Garner told TTU that the focus of last year's "road show" with TMCs and corporate buyers was to give them "adequate time to prepare" for new technologies that would address one of their major concerns with airline merchandising: how to report on, manage and negotiate for packages of optional services.

"We were out there talking about technology," he said.

During those meetings, American disclosed that it plans to link directly with large TMCs via XML connections; with other TMCs through third-party technology providers such as Farelogix, with which it has an XML connection, and to GDSs via XML. Ultimately, American said, it plans to cut the Edifact link to GDSs .

American is forging ahead with its plans despite a call for the development of technology standards to deal with airline merchandising practices that emanates largely from the GDSs. The Air Tariff Publishing Co. has been working with Amadeus and Sabre to develop those standards.

"To some extent, the standards process has been helpful," notably in the area of the electronic miscellaneous document, Garner said.

Contrary to a statement made by a participant in the Business Travel Coalition press conference that "no airline has committed to using the EMD," American has, and it is participating in ARC's pilot of the EMD.

Farelogix, meanwhile, has developed an "EMD hub" that will function as "a sort of e-ticket engine for ancillary services," according to Jim Davidson, the company's chief executive officer.

The EMD "will help travelers identify the services they have purchased," Garner said, which would help corporate travel managers track their true costs of travel.

But other work on standards is "not as helpful," he said.

For example, ATPCO can publish all the pricing rules and business rules on optional services, but American believes there is an "architectural flaw" in that approach, Garner said.

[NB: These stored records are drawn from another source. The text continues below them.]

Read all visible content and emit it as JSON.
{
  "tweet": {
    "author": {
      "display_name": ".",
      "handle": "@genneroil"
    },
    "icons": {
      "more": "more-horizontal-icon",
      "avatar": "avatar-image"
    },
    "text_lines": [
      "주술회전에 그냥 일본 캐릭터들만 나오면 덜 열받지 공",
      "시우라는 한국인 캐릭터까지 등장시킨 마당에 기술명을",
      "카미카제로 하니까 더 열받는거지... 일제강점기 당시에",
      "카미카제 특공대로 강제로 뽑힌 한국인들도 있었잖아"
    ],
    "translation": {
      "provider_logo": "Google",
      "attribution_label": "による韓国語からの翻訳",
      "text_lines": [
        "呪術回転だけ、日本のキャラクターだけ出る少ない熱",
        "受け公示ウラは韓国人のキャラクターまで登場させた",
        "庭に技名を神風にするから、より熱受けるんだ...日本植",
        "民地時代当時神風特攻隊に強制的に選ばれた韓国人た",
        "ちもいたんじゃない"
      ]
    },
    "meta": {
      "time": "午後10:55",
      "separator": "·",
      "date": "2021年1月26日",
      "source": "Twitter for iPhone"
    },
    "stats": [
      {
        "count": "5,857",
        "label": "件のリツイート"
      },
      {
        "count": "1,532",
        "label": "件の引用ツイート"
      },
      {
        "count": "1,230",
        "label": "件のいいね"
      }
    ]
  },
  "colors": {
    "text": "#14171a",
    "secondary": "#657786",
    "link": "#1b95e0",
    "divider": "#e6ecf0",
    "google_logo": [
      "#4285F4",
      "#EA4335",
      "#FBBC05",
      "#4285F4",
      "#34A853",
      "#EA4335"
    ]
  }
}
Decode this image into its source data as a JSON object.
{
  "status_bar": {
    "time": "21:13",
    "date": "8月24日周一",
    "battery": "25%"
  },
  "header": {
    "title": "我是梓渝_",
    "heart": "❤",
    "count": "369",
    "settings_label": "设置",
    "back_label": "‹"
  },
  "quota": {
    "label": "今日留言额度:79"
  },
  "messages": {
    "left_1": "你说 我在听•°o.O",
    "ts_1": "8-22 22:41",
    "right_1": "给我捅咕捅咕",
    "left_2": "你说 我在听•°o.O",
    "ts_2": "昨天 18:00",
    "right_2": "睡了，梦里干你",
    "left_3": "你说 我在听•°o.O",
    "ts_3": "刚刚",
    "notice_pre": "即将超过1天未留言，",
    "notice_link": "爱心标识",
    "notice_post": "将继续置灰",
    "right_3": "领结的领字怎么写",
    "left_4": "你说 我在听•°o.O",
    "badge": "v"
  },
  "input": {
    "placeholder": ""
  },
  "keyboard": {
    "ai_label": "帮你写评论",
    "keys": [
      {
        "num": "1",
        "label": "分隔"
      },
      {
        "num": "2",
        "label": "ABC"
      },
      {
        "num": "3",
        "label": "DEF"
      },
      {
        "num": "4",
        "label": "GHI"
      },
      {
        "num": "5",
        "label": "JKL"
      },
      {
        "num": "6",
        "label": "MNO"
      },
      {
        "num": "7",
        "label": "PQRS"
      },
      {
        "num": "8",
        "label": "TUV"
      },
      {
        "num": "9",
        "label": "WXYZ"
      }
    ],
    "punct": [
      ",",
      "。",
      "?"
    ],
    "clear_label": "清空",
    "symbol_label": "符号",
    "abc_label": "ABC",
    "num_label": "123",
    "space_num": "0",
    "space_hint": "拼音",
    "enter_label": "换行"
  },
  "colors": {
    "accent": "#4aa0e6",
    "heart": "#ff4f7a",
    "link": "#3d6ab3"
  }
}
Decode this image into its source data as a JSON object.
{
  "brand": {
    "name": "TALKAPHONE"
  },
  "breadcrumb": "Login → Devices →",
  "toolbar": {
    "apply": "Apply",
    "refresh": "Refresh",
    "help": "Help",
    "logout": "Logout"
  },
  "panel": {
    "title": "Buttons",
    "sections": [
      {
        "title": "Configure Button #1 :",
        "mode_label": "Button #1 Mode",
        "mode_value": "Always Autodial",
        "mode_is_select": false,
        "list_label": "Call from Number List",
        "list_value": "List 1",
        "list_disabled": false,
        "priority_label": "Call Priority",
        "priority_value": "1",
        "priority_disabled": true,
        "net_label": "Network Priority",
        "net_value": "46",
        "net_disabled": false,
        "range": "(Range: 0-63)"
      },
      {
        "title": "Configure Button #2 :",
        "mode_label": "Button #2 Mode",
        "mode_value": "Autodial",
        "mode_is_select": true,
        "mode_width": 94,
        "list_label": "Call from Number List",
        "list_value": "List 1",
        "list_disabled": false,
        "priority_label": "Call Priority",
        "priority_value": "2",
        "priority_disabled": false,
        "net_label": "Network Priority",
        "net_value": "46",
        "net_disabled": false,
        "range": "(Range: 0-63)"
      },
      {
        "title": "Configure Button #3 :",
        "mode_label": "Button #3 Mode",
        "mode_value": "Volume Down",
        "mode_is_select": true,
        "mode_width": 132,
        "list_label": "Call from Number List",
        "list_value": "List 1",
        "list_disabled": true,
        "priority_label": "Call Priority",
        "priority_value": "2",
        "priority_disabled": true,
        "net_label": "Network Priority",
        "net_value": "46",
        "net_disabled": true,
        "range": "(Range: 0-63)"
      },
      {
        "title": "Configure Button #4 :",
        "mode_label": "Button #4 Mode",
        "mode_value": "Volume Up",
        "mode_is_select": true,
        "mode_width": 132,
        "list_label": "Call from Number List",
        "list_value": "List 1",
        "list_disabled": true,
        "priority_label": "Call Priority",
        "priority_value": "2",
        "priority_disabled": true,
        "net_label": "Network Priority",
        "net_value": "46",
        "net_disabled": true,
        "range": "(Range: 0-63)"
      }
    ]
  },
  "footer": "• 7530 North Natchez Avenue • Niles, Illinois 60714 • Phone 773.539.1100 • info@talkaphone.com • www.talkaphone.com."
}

"It is completely divorced from our customer segmentation systems," he said.

An airline might offer only 20 or 30 optional services, he said, but there are thousands of possible combinations, and "we have no interest in overwhelming the customer" with choices that will not suit their needs.

Even though the standards would offer some ways to narrow down those choices, they would not be based on American's proprietary information on customer behavior, so they "fall short of the goal," Garner said.

American wants to move beyond attribute-based purchases to attribute-based shopping, he said.

For example, a customer might consistently want a fare that includes two checked bags and could store that information in her preferences so it can be incorporated in the air fare shopping request.

In addition, American might discern that customers who ask for a two-checked-bag fare also tend to ask for certain other services, which also could be offered in fare search results.

"The key piece is to have the shopping process closer to the airline," Garner said.